La Ley de Murphy

La Ley de Murphy
Eloy M. Cebrián

lunes, 23 de abril de 2012

Rapé



Mi amigo Alejandro es un tanto friki. Cuando uno lo ve venir por las estrechas calles del Madrid viejo, acaparando la acera con su corpachón, pertrechado con su cazadora de motero, sus gafas negras y sus muñequeras de clavos, el primer impulso es dar media vuelta y echar a correr. O como mínimo cambiarse de acera. Sin embargo, paradojas de la vida, Alejandro es uno de los individuos más refinados que conozco. Lleva muchos años dedicado a la traducción literaria, y por sus manos han pasado escritores de la talla de Jane Austen y Joseph Conrad. Su cultura es tan extensa que sorprende que tantos datos quepan en una sola cabeza. Lo de pasear por Madrid disfrazado de Makinavaja es pura excentricidad. Igual que sus manías de coleccionar relojes y de dedicarse con infatigable entusiasmo a la enseñanza y difusión del esperanto. Otra peculiaridad de Alejandro es su costumbre de tomar rapé. Y observen que he escrito «rapé», con tilde en la «e», y que por tanto no me refiero a ese pescado tan sabroso en guisos y arroces. El rapé es un preparado de tabaco molido y aromatizado que se aspira por la nariz, muy popular hace un par de siglos, pero bastante inusual hoy en día, al menos por estas latitudes. La palabra «rapé» nos hace evocar aristocráticos salones dieciochescos y películas de época. Pero ahí tenemos a Alejandro, con su pinta de ángel del infierno, tomando sus pulgaradas de rapé cual pisaverde emperifollado con peluca y casaca.

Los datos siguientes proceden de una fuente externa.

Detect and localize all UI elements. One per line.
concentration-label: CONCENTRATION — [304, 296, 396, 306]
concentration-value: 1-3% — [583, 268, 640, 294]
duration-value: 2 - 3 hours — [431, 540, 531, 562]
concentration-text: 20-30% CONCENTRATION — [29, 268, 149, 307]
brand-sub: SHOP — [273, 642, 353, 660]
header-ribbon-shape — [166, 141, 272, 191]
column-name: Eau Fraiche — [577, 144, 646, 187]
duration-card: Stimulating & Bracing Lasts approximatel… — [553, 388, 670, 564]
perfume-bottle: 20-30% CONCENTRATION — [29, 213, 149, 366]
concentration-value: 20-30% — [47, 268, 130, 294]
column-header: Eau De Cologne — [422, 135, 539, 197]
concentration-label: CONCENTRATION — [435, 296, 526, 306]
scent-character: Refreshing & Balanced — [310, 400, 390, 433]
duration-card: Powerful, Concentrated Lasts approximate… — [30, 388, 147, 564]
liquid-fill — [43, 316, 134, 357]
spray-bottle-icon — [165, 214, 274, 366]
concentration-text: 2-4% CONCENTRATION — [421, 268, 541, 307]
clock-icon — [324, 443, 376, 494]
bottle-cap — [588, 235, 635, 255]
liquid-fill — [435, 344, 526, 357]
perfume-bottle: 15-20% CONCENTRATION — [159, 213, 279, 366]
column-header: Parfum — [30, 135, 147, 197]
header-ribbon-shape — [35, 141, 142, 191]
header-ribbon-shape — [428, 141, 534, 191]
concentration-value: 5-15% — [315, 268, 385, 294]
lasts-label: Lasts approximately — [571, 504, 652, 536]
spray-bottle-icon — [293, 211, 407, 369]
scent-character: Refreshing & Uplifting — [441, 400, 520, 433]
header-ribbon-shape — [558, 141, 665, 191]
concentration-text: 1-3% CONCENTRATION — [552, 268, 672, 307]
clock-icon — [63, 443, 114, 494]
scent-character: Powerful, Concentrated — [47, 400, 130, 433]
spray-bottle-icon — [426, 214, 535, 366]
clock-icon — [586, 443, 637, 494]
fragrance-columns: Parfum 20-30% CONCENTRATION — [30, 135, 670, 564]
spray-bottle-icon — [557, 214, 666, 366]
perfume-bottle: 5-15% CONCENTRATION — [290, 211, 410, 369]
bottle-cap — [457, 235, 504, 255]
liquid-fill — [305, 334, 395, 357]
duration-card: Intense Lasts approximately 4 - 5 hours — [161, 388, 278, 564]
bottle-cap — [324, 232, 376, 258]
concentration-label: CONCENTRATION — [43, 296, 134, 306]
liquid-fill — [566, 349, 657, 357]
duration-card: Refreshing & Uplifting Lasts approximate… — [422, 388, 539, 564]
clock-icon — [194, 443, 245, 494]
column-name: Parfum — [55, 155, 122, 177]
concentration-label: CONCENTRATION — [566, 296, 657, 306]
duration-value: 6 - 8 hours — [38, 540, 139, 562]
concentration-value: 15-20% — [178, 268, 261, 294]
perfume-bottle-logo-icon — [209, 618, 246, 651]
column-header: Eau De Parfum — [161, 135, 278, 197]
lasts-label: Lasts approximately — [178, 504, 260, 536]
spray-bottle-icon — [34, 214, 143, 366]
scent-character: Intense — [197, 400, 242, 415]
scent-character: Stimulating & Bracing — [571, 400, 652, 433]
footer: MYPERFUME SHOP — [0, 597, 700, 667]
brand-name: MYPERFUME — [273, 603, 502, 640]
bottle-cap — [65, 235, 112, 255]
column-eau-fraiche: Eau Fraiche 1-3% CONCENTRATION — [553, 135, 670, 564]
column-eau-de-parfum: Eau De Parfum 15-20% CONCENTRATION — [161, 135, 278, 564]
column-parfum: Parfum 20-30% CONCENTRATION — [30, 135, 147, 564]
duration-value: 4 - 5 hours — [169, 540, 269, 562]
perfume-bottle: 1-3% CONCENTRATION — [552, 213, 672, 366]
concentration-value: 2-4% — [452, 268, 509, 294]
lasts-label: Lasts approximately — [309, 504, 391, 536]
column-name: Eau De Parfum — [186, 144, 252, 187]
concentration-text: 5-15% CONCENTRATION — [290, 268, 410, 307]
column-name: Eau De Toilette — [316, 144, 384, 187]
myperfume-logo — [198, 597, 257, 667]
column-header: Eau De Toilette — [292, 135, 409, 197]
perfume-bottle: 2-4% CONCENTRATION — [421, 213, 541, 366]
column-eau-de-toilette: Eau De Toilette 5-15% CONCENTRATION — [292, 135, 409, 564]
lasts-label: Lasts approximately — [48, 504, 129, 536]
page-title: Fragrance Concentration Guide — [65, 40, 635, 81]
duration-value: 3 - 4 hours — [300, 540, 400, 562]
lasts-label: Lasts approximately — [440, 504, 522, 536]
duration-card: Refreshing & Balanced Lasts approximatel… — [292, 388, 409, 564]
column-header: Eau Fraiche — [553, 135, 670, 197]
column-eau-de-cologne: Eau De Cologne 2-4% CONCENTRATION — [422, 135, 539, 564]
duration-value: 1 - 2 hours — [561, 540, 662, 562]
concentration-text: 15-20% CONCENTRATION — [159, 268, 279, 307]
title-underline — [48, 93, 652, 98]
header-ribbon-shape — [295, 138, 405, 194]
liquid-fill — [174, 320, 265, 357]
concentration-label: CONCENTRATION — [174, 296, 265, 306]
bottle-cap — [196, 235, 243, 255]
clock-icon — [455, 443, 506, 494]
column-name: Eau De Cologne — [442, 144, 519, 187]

Hace poco me contó Alejandro una curiosa anécdota relacionada con el rapé y con internet. Andaba él en busca de nuevas variedades del producto (que no es fácil encontrar en estancos al uso) y probó suerte en Google. Pensó que para hacer la búsqueda más completa lo mejor sería combinar la palabra española y la inglesa: snuff. Así pues, tecleó «rapé» y «snuff» en la ventanita del todopoderoso buscador. Lo que obtuvo, para su asombro, fue una lista de páginas web de carácter pornográfico. Pero no de pornografía al uso, sino de sadomasoquismo, torturas, violaciones y demás sevicias. Entonces cayó en la cuenta de lo que había pasado. La palabra «rape» coincide con el término que en inglés designa la violación y el estupro. En cuanto a «snuff», se denomina así un cierto subgénero de pornografía en la que se muestran torturas y asesinatos supuestamente reales (recuerden Tesis, la película de Amenábar). La inteligencia que habita dentro de Google acababa de tomar a mi amigo Alejandro, espíritu elevado donde los haya, por un degenerado consumidor de la más abyecta variedad de pornografía.

Alejandro y yo coincidimos en lo inquietante que resulta saber que detrás de la página principal de Google (tan minimalista, tan inofensiva ella) acecha una mente vasta y despiadada, una inteligencia en absoluto humana, como la de los marcianos que espiaban los asuntos terrícolas en la novela de H. G. Wells. Se trata de una voluntad implacable e infatigable que acumula información sobre nosotros cada vez que hacemos una búsqueda en internet y que, no contenta con intentar vendernos todo tipo de productos y artilugios, se permite incluso el lujo de juzgarnos, como le pasó a Alejandro, quien se vio convertido en perturbado sexual por el capricho de los insondables algoritmos del motor de búsqueda.

Y si piensan que me estoy dejando arrastrar por mi imaginación, les diré que cierto antiguo alumno mío, ingeniero de telecomunicaciones, me confirmó todos mis temores: internet archiva, procesa y utiliza todo lo que vertemos en ella, ya sea a través de un buscador, de una red social o del correo electrónico. Eso significa que, una vez conectados, la red sabe quiénes somos. Y no me refiero solamente a nuestra dirección IP, tan impersonal como la matrícula de un coche, sino a un conocimiento amplio de aspectos de nuestra personalidad que solemos considerar confidenciales. La tecnología informática permite que la publicidad que vemos en las páginas web se nos muestre personalizada conforme a nuestra edad, nuestros gustos, nuestro nivel económico o nuestra orientación sexual. Si no me creen, pregúntenle al inefable Alejandro, quien hace poco trató de buscar información sobre John Gay, poeta y dramaturgo inglés del siglo XVIII. Ahora, cada vez que se asoma a internet, a mi amigo lo bombardean con anuncios dirigidos al público homosexual.